We heard from the University’s Director of Communications, Paul Mylrea on activities to support engagement between researchers and policy makers. He also reminded us about the view from the other side – politicians and their private office – and how important it is for academics to identify and understand the target audience when communicating about research:
“A detailed understanding of the policy makers, their drivers, perceptions and beliefs, is critical for any researcher who wishes to influence policy. And just as important is, understanding the process of policy making. All too often, sound advice can be discarded because it is presented in the wrong way, at the wrong time or through the wrong channels.”
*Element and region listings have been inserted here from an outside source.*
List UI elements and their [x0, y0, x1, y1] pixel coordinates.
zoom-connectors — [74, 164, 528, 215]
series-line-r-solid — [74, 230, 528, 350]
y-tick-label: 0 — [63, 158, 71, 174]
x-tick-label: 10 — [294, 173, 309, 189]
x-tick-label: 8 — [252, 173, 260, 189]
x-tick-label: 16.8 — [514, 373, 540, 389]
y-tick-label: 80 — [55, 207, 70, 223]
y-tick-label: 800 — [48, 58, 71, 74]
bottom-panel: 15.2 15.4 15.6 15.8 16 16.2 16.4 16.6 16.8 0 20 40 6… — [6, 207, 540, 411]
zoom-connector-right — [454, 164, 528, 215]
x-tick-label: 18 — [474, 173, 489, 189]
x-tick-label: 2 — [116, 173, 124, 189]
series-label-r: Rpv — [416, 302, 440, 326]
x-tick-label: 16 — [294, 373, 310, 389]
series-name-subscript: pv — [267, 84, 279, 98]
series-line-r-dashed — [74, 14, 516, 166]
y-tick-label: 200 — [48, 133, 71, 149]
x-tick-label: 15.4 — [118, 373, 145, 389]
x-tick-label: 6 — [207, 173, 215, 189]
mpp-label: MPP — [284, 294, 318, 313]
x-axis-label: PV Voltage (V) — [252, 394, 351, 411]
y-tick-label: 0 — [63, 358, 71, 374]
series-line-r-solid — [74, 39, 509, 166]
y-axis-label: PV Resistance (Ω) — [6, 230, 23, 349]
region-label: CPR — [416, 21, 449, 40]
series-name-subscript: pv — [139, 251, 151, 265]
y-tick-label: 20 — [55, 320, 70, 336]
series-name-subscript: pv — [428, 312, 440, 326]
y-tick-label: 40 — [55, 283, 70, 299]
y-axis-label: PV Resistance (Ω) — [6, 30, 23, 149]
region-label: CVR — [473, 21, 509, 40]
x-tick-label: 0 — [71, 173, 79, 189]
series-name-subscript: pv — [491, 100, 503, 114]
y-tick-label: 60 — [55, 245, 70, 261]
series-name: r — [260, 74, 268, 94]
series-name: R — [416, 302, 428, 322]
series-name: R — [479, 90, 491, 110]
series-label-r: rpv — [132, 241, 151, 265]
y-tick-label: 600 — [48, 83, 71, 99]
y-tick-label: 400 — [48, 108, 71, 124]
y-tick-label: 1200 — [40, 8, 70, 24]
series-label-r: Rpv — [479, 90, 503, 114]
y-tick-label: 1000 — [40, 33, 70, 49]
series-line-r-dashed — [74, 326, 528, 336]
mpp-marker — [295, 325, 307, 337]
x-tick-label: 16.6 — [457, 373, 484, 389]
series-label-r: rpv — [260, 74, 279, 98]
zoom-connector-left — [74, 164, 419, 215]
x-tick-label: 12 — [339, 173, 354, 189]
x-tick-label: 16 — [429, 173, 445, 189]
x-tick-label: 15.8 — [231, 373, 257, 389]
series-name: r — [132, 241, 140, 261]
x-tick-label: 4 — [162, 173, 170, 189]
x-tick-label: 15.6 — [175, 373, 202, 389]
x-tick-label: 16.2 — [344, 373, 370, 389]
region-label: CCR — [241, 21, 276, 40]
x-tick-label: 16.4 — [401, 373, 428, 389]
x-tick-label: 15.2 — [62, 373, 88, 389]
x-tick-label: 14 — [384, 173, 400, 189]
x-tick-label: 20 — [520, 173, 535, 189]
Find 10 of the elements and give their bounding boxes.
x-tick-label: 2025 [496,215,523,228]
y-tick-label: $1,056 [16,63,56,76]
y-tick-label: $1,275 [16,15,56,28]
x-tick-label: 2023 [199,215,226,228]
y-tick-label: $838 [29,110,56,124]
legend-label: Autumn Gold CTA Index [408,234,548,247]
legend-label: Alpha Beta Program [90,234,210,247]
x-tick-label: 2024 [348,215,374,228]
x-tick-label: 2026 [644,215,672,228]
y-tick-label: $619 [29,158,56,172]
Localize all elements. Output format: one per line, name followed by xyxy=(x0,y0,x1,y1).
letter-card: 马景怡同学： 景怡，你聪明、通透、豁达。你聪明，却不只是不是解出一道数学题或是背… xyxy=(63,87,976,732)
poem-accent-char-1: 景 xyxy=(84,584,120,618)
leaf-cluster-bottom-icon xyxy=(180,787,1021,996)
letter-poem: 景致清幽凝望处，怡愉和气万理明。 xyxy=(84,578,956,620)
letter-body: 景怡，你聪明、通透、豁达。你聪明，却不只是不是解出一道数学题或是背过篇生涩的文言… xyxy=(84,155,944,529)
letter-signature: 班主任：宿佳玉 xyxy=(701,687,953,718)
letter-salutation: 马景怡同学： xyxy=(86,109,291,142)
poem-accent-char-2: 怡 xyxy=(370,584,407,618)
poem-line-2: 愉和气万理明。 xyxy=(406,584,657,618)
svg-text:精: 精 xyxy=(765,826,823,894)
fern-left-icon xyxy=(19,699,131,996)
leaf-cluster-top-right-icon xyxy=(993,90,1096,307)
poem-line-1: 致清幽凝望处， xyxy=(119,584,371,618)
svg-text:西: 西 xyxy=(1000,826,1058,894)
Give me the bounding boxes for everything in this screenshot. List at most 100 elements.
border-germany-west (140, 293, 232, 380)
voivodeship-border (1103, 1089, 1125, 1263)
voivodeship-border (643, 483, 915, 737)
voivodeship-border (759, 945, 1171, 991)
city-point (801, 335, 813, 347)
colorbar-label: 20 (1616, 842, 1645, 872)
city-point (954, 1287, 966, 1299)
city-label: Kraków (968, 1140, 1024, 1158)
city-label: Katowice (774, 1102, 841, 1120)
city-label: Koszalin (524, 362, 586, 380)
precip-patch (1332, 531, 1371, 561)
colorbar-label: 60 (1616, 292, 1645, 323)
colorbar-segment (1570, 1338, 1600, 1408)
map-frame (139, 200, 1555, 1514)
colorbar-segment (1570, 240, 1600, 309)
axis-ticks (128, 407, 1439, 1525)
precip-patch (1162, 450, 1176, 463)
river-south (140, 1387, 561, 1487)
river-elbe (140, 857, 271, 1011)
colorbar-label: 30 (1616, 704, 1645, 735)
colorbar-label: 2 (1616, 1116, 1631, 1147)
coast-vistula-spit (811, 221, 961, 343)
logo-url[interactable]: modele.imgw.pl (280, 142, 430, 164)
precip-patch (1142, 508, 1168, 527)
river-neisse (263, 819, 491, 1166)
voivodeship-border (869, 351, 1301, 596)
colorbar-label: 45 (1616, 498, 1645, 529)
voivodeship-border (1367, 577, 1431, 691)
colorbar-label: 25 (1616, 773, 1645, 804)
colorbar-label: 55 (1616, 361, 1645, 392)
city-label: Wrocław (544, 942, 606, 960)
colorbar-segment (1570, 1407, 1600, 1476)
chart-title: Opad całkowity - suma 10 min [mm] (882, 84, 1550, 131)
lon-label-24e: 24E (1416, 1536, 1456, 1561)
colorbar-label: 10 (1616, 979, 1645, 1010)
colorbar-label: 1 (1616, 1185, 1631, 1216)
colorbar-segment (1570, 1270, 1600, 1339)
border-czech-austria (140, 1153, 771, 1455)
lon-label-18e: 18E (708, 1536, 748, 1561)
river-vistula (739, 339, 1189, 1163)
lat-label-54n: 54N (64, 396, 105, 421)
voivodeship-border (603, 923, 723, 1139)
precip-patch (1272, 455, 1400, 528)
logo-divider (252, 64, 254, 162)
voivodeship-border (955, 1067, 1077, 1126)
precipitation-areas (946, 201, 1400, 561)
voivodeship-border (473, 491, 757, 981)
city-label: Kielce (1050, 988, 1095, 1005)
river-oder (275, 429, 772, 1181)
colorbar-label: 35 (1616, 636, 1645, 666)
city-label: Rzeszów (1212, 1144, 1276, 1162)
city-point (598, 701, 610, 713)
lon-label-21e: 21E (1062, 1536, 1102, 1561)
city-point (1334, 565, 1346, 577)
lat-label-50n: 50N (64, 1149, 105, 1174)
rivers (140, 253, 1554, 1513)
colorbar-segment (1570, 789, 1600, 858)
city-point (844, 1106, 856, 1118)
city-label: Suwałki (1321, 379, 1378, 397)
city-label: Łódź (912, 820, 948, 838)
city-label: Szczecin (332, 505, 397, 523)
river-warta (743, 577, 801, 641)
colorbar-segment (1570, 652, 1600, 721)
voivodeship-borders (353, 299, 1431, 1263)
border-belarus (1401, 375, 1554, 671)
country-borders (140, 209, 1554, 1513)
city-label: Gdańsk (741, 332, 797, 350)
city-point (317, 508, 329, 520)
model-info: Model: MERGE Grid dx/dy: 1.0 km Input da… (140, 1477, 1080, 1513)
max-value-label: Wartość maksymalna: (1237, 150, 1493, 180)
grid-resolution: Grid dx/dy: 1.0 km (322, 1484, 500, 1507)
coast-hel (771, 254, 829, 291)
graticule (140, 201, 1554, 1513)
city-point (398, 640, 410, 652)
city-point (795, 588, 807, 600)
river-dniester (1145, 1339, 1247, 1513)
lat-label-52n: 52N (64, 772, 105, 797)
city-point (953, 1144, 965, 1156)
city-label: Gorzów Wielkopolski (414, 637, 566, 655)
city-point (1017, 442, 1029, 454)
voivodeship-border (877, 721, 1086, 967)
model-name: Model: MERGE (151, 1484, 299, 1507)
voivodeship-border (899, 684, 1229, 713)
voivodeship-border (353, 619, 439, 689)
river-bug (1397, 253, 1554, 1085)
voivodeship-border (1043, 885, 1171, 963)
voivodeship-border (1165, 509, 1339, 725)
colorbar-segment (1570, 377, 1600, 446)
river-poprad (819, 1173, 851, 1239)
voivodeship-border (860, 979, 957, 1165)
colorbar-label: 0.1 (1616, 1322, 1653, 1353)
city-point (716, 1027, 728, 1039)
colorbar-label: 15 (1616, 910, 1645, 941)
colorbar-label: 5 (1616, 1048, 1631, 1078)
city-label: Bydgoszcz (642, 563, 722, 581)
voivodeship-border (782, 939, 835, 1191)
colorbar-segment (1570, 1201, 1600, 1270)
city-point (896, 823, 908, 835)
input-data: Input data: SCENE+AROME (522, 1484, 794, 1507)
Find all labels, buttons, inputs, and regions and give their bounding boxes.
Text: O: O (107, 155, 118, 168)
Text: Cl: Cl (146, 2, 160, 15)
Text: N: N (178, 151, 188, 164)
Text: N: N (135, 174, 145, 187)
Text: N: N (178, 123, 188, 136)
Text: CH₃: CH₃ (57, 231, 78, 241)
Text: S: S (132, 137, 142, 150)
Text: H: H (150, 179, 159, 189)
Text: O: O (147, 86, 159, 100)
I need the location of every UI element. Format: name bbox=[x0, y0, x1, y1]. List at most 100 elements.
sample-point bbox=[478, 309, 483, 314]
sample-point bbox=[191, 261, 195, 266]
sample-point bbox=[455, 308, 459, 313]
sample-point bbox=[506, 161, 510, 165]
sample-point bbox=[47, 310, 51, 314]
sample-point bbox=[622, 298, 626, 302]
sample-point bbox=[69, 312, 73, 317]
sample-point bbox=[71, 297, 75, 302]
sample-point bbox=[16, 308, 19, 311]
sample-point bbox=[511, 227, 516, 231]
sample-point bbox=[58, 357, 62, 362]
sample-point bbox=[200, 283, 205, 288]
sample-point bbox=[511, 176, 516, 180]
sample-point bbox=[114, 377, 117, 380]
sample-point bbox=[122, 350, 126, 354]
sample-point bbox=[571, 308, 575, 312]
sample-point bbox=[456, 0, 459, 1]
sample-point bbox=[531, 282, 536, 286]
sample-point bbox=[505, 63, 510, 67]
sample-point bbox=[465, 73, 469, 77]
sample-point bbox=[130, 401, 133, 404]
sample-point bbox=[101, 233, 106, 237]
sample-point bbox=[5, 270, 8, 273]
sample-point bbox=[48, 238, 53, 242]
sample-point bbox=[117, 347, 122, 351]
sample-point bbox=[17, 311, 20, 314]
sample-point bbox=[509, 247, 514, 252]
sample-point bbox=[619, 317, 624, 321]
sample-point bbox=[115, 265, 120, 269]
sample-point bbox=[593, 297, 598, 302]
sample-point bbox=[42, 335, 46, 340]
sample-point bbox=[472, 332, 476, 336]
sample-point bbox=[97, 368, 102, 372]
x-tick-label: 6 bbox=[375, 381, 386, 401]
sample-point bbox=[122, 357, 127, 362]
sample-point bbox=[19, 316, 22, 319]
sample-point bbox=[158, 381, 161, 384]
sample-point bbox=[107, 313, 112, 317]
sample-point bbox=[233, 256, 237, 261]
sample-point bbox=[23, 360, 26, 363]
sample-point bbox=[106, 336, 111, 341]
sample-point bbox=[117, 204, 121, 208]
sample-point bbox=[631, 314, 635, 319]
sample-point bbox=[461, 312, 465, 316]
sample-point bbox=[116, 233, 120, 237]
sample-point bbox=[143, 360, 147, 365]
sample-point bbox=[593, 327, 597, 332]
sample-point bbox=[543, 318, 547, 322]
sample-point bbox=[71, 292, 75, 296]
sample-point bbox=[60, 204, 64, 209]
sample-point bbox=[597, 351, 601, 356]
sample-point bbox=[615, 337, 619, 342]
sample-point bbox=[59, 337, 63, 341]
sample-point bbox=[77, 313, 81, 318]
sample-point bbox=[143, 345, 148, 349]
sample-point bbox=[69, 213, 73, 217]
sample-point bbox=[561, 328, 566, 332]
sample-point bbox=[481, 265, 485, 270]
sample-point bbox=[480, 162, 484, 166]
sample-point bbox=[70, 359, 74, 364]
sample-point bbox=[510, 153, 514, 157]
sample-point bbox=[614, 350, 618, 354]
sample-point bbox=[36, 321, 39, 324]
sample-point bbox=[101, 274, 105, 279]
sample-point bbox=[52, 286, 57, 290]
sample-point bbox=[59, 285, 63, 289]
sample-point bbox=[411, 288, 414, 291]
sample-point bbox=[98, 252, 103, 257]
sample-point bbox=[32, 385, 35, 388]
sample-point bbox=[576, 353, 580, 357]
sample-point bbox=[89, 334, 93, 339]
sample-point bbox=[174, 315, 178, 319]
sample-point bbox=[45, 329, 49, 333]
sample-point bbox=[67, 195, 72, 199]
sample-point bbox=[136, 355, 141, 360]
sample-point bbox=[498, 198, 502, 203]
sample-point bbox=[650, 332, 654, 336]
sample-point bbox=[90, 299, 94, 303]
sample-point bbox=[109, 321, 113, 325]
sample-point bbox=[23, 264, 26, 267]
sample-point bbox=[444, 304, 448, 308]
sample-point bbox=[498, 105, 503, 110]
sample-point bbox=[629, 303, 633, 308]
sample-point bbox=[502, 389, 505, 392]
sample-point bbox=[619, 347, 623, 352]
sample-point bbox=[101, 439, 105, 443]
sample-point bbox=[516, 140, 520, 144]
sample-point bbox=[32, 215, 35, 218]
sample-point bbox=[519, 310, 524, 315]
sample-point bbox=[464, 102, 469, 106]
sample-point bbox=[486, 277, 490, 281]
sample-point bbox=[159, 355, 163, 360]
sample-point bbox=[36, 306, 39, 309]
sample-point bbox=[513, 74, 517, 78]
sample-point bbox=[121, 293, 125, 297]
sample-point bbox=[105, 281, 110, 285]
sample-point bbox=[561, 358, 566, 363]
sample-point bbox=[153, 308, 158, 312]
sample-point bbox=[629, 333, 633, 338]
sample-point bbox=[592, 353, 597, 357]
The symposium was an opportunity to connect with new colleagues and hear about the range of work going on at Cambridge in subjects as diverse as law and zoology, and to ‘talk with them about potential collaborations and contributions we could make to each other’s work’ (Dr Alex Kogan).
On energy, Dr David Reiner commented that, ‘The Philomathia Symposium was a great opportunity for me to meet with Prof Paul Wright who directs the Berkeley Energy and Climate Institute (BECI) and discuss opportunities for future collaboration between Cambridge and Berkeley and particularly between the Energy Policy Research Group/Energy@Cambridge and BECI.’
Leaving the symposium delegates were convinced of the strength of social science at Cambridge, the importance of collaborative research, and the case was made for undertaking new research and analysis into the public policy process at Cambridge.
Professor Martin Daunton, Head of the School of Humanities and Social Sciences, who leads the Philomathia Social Sciences Research Programme at Cambridge summed up the day:
“The symposium was a great success in bringing together social sciences with colleagues from the sciences, medicine and technology who realise that their solutions to the great challenges facing to the world stand little chance of success without a deep engagement with social, political and economic processes. A conversation started across disciplinary lines which will develop and flourish in the future”.